Hitting is in Lloyd McClendon’s blood. The Seattle Mariners hope some of it flows into an offense that scored the third fewest runs in the American League last season. Infusing Robinson Cano into the lineup will help make that possible, as will the expertise of the club’s new manager.
The highly-regarded Howard Johnson is Seattle’s new hitting coach, but McClendon’s influence will be inevitable. He spent the past seven seasons as the hitting coach in Detroit, and previously served in that capacity for the Pirates. This is the second time McClendon has moved from the batting cage to the manager’s office. He did so with Pittsburgh, so he knows how to separate the two positions.
McClendon shared some of his philosophies during this week’s winter meetings in Orlando.
McClendon on managing: “Probably the biggest thing I’ve learned [since managing in Pittsburgh from 2001-2005] is to stand back. Get your players prepared to try to win a ballgame, then get out their way. Let them play the game. I was a young manager my first time around, and my intensity probably overshadowed my players at times. I think it’s important to stand back and let them do their thing.”
On giving up outs: “Depending on the situation, the good old fashioned bunt still works, but only to a certain extent. I’m very reluctant to give up those outs. There are factors that come into play. Is the guy swinging the bat well at that particular time, or is he in a slump? Can having a productive out in this situation help him in his next five at bats? But I hate giving up outs.”
On working counts: “For the most part, that comes with knowledge. It comes with years of playing. If you look at this year’s Red Sox team, they had some guys who had been through the wars. David Ortiz, Dustin Pedroia, Shane Victorino, Mike Napoli — guys like that know how to work counts. It’s a talent. A lot of young players don’t understand the difference between working the count and working for a walk. Those are two different things. The guys in Boston understood how to work the count.”
On having a good approach: “I’m a believer in knowing who the guy is on the mound — what he’s capable of doing and what his tendencies are. Is he a sinkerball pitcher or a fly ball pitcher? Is he a strikeout guy? If he’s a strikeout guy, maybe you want to approach him a little differently. If he’s a guy with heavy sink and has problems controlling the strike zone, maybe your approach is a little different. It depends on who is on the mound that day.

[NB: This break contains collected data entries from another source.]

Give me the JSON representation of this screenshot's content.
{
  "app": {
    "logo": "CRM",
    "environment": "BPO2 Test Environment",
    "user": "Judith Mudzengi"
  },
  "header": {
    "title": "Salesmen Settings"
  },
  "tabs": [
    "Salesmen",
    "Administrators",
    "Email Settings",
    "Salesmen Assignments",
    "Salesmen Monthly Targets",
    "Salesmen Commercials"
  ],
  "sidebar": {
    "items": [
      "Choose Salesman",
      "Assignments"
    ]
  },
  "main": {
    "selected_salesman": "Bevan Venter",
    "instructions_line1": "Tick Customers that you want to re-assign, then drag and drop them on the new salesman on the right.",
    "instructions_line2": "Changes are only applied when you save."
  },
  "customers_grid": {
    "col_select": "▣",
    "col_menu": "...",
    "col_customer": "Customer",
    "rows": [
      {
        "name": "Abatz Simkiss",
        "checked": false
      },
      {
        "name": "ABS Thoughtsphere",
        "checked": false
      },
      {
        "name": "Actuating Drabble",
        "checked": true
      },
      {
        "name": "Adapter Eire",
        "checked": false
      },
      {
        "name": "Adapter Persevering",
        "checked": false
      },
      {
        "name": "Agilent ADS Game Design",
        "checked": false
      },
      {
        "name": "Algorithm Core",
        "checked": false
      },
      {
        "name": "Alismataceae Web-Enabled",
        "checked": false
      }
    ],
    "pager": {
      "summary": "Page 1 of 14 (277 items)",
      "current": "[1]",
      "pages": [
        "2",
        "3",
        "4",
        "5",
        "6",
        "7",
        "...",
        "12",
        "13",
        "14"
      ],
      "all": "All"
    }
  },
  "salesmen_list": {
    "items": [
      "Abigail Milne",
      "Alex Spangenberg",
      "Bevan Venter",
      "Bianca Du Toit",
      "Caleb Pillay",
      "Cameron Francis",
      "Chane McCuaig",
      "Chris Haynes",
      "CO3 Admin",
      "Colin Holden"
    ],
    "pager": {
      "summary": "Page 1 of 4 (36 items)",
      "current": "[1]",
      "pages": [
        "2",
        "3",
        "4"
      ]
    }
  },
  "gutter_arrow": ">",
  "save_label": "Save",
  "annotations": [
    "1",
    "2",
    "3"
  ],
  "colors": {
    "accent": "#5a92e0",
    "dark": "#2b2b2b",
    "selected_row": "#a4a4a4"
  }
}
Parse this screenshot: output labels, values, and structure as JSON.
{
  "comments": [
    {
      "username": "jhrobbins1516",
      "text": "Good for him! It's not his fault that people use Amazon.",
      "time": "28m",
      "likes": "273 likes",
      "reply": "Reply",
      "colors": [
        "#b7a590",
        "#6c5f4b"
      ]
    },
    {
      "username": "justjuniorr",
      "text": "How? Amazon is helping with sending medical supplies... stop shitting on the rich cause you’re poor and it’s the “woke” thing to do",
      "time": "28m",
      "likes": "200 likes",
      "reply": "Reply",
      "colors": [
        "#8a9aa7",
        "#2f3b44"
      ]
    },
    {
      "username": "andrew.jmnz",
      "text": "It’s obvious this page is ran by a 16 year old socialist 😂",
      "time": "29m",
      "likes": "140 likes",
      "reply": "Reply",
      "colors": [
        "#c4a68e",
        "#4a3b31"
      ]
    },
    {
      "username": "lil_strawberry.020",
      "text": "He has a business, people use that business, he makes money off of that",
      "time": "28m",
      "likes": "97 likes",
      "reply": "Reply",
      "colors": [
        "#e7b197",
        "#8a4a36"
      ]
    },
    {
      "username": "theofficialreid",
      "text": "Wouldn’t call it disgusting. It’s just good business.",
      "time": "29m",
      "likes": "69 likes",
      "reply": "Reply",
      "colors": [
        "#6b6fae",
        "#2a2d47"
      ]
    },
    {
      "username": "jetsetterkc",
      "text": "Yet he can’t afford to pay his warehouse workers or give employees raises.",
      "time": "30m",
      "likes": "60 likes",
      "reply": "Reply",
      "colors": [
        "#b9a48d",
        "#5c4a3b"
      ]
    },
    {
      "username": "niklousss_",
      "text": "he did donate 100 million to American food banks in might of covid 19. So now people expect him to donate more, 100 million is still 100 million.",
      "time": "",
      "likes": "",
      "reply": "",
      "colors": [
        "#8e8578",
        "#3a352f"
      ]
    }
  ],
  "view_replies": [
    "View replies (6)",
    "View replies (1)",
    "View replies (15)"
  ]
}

“Scouting, statistical analysis, film — all of those things come into play. You want to make sure your players are studying, and preparing themselves from a mental standpoint. You need them to take an approach and make sure those things are in place. You have to make sure they’re happening. Once they have that knowledge, let them go out and do their thing.”
On separating roles: “Hitting coach is the hardest job in all of baseball. Don’t let anybody tell you any different. Having the opportunity to step back, away from it, is very relieving in a way. But it’s in my blood. I want to see guys do well. If I see a guy making a mistake in a certain area, we’ll certainly try to address it.
“I’ll communicate that to my hitting coach and let him tell the player. I think that’s important. Listen, I was a hitting guy, and the last thing you want is somebody coming up while you’re trying to express something to a hitter and telling him what he’s doing wrong. I think a manager has to tell it to his coach and let him convey it. Let that credibility come from him.”